Legal hurdles to overcome in truck platooning (part 2)
Posted by Famke De Ro on 01/04/2016
The first Belgian trial involving self-driving trucks will take place from 31 March to 6 April 2016. The project is an initiative of Volvo Trucks Belgium and will comprise three convoys of two or three trucks each. This concept has become known as ‘platooning’, a term that originated in the US. Although platooning seems very promising in terms of efficiency and environmental friendliness, a number of obstacles must first be overcome before self-driving trucks can really make their debut on our roads.
The concept of platooning implies that a group of automated trucks drive in convoy, a short distance apart. The convoy is guided by the first truck and automatically reacts to its actions. Thanks to the small distance between the trucks and their constant speed, the use of self-driving road trucks decreases fuel consumption, increases productivity and lowers carbon emissions. Read more about self-driving trucks and the potential benefits in our previous blog on road trains.
Lack of legal frameworks
While the technology for platooning may be ready, the legal framework is not. The Dutch Minister of Infrastructure has already green-lighted new and more extensive testing for self-driving cars and trucks in the Netherlands. And even though the promotion of autonomous driving has been included in the Belgian coalition agreement, no concrete initiatives have been taken so far.
In early March however, under the Dutch presidency of the EU, the foundations were laid for the European Truck Platooning Challenge. This collaborative project involves manufacturers, EU Member States, logistics service providers, research institutes etc. and aims at strengthening European truck manufacturers’ technical leadership and global competitive position in this arena. Coordinating this initiative at a European level intents to avoid divergent legislations in each Member State. In early April, the relevant truck manufacturers from various different countries will follow a cross-border route for the first time, ending at the Port of Rotterdam.

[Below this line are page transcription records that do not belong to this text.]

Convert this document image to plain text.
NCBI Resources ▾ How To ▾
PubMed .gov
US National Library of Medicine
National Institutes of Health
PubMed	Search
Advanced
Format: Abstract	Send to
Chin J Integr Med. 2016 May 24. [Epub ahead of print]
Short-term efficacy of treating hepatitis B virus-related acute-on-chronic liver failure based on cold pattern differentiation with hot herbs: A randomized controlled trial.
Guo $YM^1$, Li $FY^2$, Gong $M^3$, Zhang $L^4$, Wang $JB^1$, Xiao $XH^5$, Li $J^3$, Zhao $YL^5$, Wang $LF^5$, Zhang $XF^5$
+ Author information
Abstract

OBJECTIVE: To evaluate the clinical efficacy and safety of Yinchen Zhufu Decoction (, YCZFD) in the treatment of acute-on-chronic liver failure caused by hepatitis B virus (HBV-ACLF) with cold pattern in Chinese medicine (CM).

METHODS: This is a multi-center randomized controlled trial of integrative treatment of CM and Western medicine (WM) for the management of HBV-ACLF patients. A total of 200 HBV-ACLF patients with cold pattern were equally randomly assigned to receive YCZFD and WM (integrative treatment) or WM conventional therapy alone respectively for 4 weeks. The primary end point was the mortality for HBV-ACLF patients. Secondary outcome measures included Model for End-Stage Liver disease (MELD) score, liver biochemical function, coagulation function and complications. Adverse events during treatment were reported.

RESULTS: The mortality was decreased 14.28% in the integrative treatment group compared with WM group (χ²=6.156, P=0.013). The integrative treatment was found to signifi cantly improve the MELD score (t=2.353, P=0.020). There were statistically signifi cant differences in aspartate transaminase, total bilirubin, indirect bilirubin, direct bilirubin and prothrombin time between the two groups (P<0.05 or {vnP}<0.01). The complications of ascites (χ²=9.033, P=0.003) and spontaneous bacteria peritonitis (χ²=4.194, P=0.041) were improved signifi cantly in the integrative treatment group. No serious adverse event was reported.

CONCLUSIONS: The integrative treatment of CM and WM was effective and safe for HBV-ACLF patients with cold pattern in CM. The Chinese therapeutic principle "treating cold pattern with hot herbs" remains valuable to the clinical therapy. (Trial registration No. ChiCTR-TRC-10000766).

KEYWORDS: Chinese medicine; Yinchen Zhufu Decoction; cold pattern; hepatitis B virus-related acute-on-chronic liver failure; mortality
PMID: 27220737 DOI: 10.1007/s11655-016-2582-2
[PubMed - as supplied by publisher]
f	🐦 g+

The increasing openness to the idea of a harmonised legal framework gives cause for optimism. Road trains open up possibilities for more efficient logistics processes and can deliver significant savings for transport companies, whose margins have been under pressure for quite some time. As fuel costs easily account for 30% of a truck’s running costs, the cost benefits can rapidly add up. Although road transport is struggling with an image problem, it will remain an indispensable link in the freight transportation chain. If platooning can boost the efficiency and sustainability of this mode of transport, its image will also improve. It’s now down to governments to change up a gear too.